Eddie Spaghetti described the method of the EP release below, when asked in a German on-line interview below found at dewahrschauer.net –
“Paid” is the first of two or three EP’s which will be part of an upcoming full-length album. what was so interesting for you to choose this way of releasing like they did in the Fifties A – I just think that with the way people get their music now, it’s a chance for us to re-think the way we deliver it. And the fact of the matter is that it’s a singles-driven world out there today and instead of being down about that, we’ve decided to embrace it to an extent. If were entirely up to me, we’d just put out singles from now on, but alas, we’re a band and we do things together, so the EP was a bit of a compromise to that regard.
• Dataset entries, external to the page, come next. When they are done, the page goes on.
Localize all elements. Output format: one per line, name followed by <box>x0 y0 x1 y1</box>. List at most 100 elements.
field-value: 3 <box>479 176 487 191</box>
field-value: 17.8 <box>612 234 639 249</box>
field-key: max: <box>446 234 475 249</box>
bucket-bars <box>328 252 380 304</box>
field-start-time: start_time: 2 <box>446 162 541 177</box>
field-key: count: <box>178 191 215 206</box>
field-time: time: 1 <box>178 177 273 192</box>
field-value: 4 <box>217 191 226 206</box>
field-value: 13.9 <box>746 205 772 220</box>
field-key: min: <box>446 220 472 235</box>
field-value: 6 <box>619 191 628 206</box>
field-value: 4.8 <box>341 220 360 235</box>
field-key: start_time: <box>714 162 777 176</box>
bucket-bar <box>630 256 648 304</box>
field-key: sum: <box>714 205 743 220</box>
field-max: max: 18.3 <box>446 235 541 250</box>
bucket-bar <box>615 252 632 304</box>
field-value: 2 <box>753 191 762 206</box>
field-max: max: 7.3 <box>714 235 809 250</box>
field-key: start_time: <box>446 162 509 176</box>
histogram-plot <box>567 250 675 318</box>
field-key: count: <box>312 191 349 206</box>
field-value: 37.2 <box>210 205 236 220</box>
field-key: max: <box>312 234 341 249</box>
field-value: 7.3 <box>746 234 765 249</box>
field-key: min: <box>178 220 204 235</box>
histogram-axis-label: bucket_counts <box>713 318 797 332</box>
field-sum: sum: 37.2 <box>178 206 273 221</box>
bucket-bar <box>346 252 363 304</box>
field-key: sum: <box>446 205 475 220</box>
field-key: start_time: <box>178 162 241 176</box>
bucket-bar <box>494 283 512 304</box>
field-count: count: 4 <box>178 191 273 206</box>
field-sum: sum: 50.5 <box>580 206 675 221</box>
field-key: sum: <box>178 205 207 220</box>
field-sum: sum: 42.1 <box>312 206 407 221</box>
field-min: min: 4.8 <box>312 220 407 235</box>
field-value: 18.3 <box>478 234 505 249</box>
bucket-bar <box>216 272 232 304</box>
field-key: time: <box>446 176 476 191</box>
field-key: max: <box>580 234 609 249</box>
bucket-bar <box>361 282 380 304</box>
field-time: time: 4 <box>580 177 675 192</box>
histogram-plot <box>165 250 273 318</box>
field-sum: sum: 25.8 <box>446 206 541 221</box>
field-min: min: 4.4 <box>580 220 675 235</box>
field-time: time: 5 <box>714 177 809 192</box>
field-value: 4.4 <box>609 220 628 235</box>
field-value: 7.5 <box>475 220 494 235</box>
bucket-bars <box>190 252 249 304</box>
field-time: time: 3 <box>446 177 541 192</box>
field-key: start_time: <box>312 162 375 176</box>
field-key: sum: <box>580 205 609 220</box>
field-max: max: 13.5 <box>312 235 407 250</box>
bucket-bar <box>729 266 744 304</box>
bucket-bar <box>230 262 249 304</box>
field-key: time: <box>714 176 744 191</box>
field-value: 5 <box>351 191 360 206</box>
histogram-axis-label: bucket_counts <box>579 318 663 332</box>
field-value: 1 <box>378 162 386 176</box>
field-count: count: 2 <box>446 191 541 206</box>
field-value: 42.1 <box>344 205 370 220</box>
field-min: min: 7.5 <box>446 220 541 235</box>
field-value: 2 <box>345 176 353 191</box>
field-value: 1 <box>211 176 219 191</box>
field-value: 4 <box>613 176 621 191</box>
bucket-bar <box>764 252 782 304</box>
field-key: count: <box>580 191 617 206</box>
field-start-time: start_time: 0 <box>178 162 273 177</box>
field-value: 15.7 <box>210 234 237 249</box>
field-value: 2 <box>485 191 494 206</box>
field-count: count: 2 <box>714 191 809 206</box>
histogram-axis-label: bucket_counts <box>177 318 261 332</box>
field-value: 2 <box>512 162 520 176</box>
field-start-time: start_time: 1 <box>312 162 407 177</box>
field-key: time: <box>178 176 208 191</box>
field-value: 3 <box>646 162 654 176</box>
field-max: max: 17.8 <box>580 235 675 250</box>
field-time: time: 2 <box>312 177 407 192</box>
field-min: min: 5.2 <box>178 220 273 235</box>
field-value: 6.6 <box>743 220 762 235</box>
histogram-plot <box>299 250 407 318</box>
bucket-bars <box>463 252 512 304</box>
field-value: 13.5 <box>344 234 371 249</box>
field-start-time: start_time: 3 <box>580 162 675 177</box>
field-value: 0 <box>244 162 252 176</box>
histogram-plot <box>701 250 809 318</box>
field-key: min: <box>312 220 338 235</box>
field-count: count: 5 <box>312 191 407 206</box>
That said, It’s an awesome record!
I was recently asked about the idea of releasing this EP… And I’m sure the above sums it up well. Regardless, I thought the EP was a good call and maybe even a bit ahead of it’s time. I liked the idea of the band releasing songs when they had them finished and not sitting on them. And these were quality tunes. Furthermore, we really believed radio would embrace it because of its “crossover” appeal. Capturing new fans with songs like “Breaking Honey’s Heart” and “Paid” seemed inevitable. And of course I felt great when the TV show, “Deadliest Catch”, chose to use “Paid”. But overall, my expectations fell short. It wasn’t a huge seller and radio didn’t pay much attention. In fact, some of the hardcore fans felt it was just too soft and some wondered why the band decided to mix both “rock” and “country” songs on the same release. It was well received by the press and fans, however it didn’t catapult the band out of the bars and into the theaters as hoped. Proving once again, the bands legendary live shows, were going to have to be the catalyst for the leap into larger venues.
Looking back, “Paid” marked a huge turning point for the band. The days of the successful Big Show and banner year of 2005 were over. While we all looked forward to 2006, believing all our past efforts would make things better, the glory days seemed to be fading. Even with the addition of Scott Churilla, and a long anticipated full length album ( later to be titled, Get It Together) planned in the near future, there was change in the air.